I’ve been thinking about this for the last couple weeks, and I decided to put my money where my mouth is. On the day before the anniversary of 9/11, I went to the Islamic Center of Clarksville for Friday prayers, which is the main weekly worship service for Muslims. I’ll be honest, I was super uncomfortable. I’m an introvert, so going somewhere were I don’t know anybody, where I’m the only white guy and where I’m completely unfamiliar with what is going on is not my idea of a good time.

But I went anyway, and it turned out that the Islamic community in Clarksville could not be more welcoming. They were happy to welcome a Christian to pray with them. They showed me what to do and they didn’t laugh or give me strange looks when it was obvious that I was totally clueless. Even though we pray to the same God, their way of worshiping and praying in different physical positions is unfamiliar to most American Christians. It turns out that this group where I thought I didn’t know anyone isn’t so scary after all. One guy there named Mohammed works at the Kroger down the street. I met lots of others who shared my concerns about all the hateful rhetoric out there and didn’t want more violence between our people.
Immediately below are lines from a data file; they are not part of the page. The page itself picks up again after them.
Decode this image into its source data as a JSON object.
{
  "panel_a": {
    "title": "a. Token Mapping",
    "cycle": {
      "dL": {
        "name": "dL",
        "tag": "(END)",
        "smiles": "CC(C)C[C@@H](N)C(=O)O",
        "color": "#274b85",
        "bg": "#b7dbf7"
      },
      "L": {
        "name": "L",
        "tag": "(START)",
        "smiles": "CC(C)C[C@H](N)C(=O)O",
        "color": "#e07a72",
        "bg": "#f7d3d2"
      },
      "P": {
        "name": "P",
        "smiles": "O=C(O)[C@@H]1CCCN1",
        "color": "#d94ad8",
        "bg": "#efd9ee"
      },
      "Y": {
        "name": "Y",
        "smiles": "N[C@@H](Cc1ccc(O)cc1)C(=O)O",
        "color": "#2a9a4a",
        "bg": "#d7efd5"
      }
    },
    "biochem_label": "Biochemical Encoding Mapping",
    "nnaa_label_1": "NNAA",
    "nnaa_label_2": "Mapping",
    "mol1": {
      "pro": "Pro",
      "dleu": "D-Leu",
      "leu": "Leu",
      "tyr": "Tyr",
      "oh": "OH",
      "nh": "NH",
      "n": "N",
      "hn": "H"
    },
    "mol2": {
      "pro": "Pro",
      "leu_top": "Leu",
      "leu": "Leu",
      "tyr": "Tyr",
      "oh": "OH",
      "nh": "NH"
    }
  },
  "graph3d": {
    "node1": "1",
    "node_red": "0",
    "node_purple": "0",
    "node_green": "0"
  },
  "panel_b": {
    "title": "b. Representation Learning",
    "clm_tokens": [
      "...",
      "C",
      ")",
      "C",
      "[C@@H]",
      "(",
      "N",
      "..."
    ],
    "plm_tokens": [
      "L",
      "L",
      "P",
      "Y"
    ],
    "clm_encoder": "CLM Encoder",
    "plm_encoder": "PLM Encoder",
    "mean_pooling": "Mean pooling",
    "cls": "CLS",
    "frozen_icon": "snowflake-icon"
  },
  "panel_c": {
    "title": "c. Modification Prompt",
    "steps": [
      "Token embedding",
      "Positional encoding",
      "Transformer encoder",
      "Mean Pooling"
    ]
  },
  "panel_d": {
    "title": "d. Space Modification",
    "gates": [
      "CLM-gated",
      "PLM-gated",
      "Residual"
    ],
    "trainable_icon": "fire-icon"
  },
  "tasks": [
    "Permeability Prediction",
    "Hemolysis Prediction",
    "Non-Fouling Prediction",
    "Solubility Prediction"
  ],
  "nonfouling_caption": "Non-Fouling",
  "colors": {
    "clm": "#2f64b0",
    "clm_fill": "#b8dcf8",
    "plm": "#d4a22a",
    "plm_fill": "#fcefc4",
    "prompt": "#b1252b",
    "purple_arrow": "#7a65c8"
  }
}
Going to pray with the local Islamic community for one hour on a Friday didn’t solve all of the issues between our two faiths, but it was one small way to begin building bridges between us. Now when I see Mohammed at Kroger I stop and take a few minutes to talk about how our families are doing, and that brief conversation makes my day a little brighter. I’d like to think that we are beginning to emulate St. Francis of Assisi’s famous prayer “let there be peace on earth, and let it begin with me.”

If we can step outside our comfortable circles where we only hang out with others who are like us, we will begin to see that what unites us is so much greater than what divides us. As we come together to the table of fellowship today, let us remember that in doing so we are united with all of our brothers and sisters in this great human family God has created, whether we like it or not. Come to the table with those who are like us, and with those who are “other”, because in doing so we will truly begin to see the face of God.

In the name of God the Father, God the Son, and God the Holy Spirit, Amen.

1 comment:

Brad Smith said...

Brovo Matt. I think that we would be a lot better off if we each took the time to experience the life, customs and worship experiences of different cultures and peoples. Anytime you willingly take part in the life of someone you don't understand you learn exponentially more about them. It's kind of like the "Take Our Jobs" campaign. If people experienced the work of the illegal immigrants then they would be much more sympathetic toward our fellow man.